When Mama's time came to die, I found myself cast strangely in the child's role of having to watch a parent age, sicken, and die; I didn't find it any easier than Mama had. The only effective means I found for getting Mama out of the house and into the hospital was to say, "Now, Mama, what would you do if this was your mama?" The argument was one-sided, and I watched a shadow darken her mama's eyes. She went, almost meekly. "Guess I'll never see my home again," she told a neighbor who helped Angie load her into an ambulance for that final excruciating ride over the bumpy country roads taking her to the hospital where she died.

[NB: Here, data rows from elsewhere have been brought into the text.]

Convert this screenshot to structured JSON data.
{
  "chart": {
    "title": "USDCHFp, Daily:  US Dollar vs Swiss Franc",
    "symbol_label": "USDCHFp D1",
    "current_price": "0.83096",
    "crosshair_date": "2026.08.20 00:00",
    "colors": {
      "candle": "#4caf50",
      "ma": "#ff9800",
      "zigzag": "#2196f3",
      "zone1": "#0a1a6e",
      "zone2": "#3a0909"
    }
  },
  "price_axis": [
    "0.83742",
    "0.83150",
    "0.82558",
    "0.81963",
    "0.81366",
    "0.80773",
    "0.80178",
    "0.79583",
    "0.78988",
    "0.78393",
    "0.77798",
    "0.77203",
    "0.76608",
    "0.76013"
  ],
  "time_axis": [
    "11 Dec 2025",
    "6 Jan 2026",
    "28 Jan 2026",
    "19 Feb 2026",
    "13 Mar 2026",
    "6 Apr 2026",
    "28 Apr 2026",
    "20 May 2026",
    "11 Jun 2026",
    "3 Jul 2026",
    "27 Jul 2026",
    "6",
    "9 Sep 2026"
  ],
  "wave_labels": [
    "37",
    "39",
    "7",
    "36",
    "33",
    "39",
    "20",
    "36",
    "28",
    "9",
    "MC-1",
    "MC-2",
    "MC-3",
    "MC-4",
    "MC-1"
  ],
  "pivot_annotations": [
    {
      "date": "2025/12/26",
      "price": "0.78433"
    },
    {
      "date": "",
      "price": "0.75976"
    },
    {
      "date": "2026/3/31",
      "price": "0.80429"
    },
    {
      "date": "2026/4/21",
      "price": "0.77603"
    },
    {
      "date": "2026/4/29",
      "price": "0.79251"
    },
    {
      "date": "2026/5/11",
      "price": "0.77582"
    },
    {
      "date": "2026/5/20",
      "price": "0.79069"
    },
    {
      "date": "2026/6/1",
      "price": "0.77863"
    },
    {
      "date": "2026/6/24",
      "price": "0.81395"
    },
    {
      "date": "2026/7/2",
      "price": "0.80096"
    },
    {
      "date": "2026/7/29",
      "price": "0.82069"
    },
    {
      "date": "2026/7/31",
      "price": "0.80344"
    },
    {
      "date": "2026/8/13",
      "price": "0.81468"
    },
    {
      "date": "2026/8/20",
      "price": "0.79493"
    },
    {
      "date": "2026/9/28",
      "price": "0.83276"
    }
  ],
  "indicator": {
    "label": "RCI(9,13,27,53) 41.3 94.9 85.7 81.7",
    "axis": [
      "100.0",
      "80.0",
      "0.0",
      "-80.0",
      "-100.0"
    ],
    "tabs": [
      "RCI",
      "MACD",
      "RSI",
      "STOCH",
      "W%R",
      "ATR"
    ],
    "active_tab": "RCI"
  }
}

On that long ago night when I traveled from Georgia to stand at Mama's bedside, my eyes caught and lingered on the full moon. For a moment, I saw it shimmering; closing my eyes, I shook my head to clear my sight. Looking again, I saw just a moon-a very full and beautiful one that caught the pines and cast their long shadows onto the road before me. I heard again the whippoorwill cry, sensing a brushing of wings within the lucid dark.